When visual information is not direct, however, when the animal hunting us or being hunted is nowhere in sight, Homo sapiens must interpret visual signs. Unlike hunting by scent, this is a two-step process. Humans look at the shape and determine which side of the print is front and which is back, reading the direction the animal has gone, as if the hoofprint were an arrow. A gesture like pointing is also read as a sign. Try pointing something out to your cat. It will look at your finger that you are jabbing in the air and not “read” the meaning that you want it to look in the direction which you are pointing. Reading the direction the tracks lead and reading a gesture are both instances of symbolic interpretation.

A skillful hunter also knows what kind of animal made the tracks and how big the animal is.

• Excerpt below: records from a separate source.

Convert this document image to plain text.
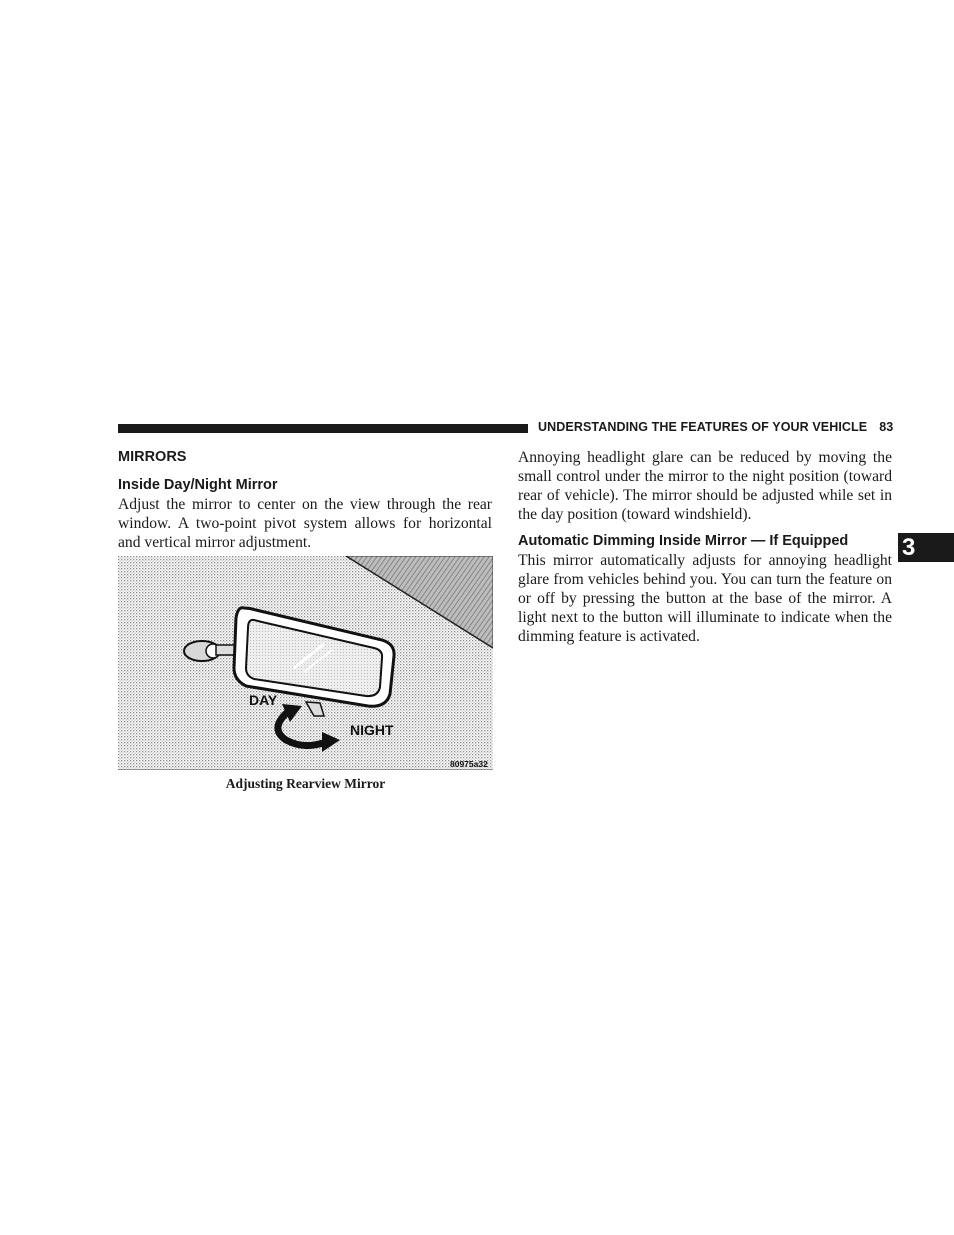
UNDERSTANDING THE FEATURES OF YOUR VEHICLE 83
3
MIRRORS
Inside Day/Night Mirror

Adjust the mirror to center on the view through the rear window. A two-point pivot system allows for horizontal and vertical mirror adjustment.

DAY
NIGHT
80975a32
Adjusting Rearview Mirror

Annoying headlight glare can be reduced by moving the small control under the mirror to the night position (toward rear of vehicle). The mirror should be adjusted while set in the day position (toward windshield).

Automatic Dimming Inside Mirror — If Equipped

This mirror automatically adjusts for annoying headlight glare from vehicles behind you. You can turn the feature on or off by pressing the button at the base of the mirror. A light next to the button will illuminate to indicate when the dimming feature is activated.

In the article “Clues: Morelli, Freud, and Sherlock Holmes,” Carlo Ginzburg says that “hunters learned to reconstruct the appearance and movements of an unseen quarry through its track-prints in soft ground, snapped twigs, droppings, snagged hairs or feathers, smells, puddles, threads of saliva. They learned to sniff, to observe, to give meaning and context to the slightest trace” (Ginzburg).

Although Ginzburg mentions smells and sniffing, the primordial hunters he describes rely primarily on visual clues: snapped twigs, threads of saliva, and most tellingly track-prints. The word “track-prints” suggests the animal has printed, or written, the story of its passage on the land, which the hunter then carefully reads. The hunter’s were able to “leap from apparently insignificant facts, which could be observed, to a complex reality which–directly at least–could not. And these facts would be ordered by the observer in such a way as to provide a narrative sequence at its simplest, ‘someone passed this way'” (Ginzburg). In other words, in the process of reading the evidence, the “apparently insignificant facts,” the hunters were able to reconstruct the existence of an animal they had not seen and a simple narrative about its passage through the landscape. This suggests that hunters were the first story-tellers, the first writerly readers, the first readers to construct a story as they read it.

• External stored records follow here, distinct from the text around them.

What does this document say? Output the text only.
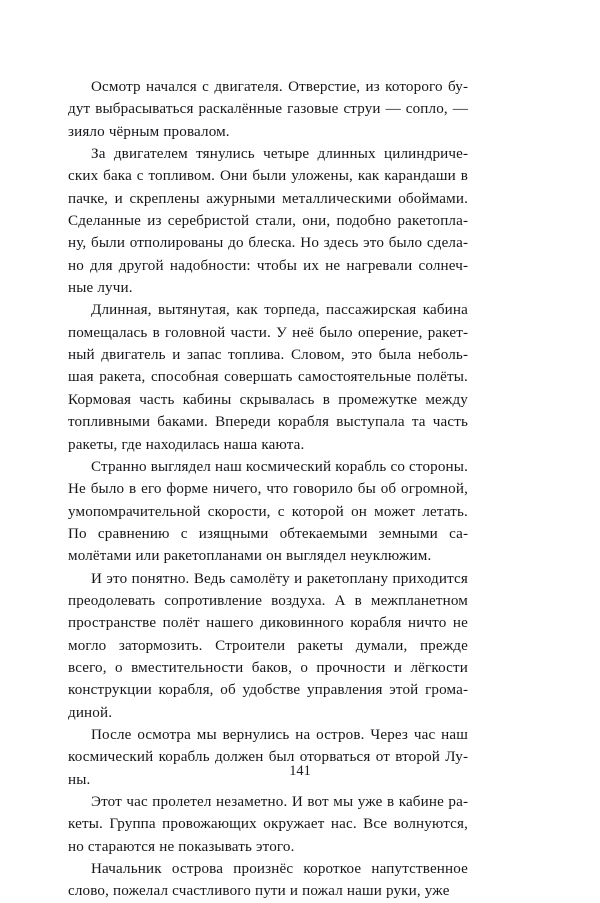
Осмотр начался с двигателя. Отверстие, из которого будут выбрасываться раскалённые газовые струи — сопло, — зияло чёрным провалом.

За двигателем тянулись четыре длинных цилиндрических бака с топливом. Они были уложены, как карандаши в пачке, и скреплены ажурными металлическими обоймами. Сделанные из серебристой стали, они, подобно ракетоплану, были отполированы до блеска. Но здесь это было сделано для другой надобности: чтобы их не нагревали солнечные лучи.

Длинная, вытянутая, как торпеда, пассажирская кабина помещалась в головной части. У неё было оперение, ракетный двигатель и запас топлива. Словом, это была небольшая ракета, способная совершать самостоятельные полёты. Кормовая часть кабины скрывалась в промежутке между топливными баками. Впереди корабля выступала та часть ракеты, где находилась наша каюта.

Странно выглядел наш космический корабль со стороны. Не было в его форме ничего, что говорило бы об огромной, умопомрачительной скорости, с которой он может летать. По сравнению с изящными обтекаемыми земными самолётами или ракетопланами он выглядел неуклюжим.

И это понятно. Ведь самолёту и ракетоплану приходится преодолевать сопротивление воздуха. А в межпланетном пространстве полёт нашего диковинного корабля ничто не могло затормозить. Строители ракеты думали, прежде всего, о вместительности баков, о прочности и лёгкости конструкции корабля, об удобстве управления этой громадиной.

После осмотра мы вернулись на остров. Через час наш космический корабль должен был оторваться от второй Луны.

Этот час пролетел незаметно. И вот мы уже в кабине ракеты. Группа провожающих окружает нас. Все волнуются, но стараются не показывать этого.

Начальник острова произнёс короткое напутственное слово, пожелал счастливого пути и пожал наши руки, уже

141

The shift from nose to eyes helped humans develop a faculty for symbolic thought, the interpretation and eventually the production of signs. If a story could be read from signs, then signs could tell a story: grunts, gestures, even words. The same connection is suggested in one Chinese tradition of the origins of writing. In his preface to the Shuowen jiezi, an early 2nd century Chinese dictionary, Xu Shen described the invention of the Chinese script: “The Yellow Emperor’s Court Recorder, Cang Jie, looked down and saw the marks left by the tracks of birds and animals. He realised that by distinguishing their patterns he was able to differentiate one thing from another. Thus he created the script” (Wood).

Although the birds had flown and the animals had fled, Cang Jie was able to tell what wildlife had visited the riverside since the last flood. Others skilled in hunting could have read the same information from the tracks. His flash of genius, however, was the realization that the marks in the mud, or ones like them, could be reproduced to represent the bird or animal. As court recorder, he would have been very interesting in keeping track of the game on the emperor’s lands, a sign of the lord’s wealth, but until script was developed how did he keep the tallies straight?

Of course all this is just one story of how writing came to be. There are many.

(Self-plagiarized from my paper “Even the Slightest, Most Trivial Thing, The Reading of Mysteries and the Mystery of Reading,” which you could find if I were going to self-promote, and I won’t, under my notes in Facebook or on demand.)

Works Cited

Ginzburg, Carlo. “Clues: Morelli, Freud, and Sherlock Holmes.” The Sign of Three: Dupin, Holmes, Peirce. Eds. Umberto Eco & Thomas A. Sebeok. Bloomington: Indiana University Press, 1983. Print.

Ritter, Malcolm. “Humans Show Unexpected Odor-Tracking Ability.” Seattle Times 18 December 2006: n. pag. Web. 1 December 2009.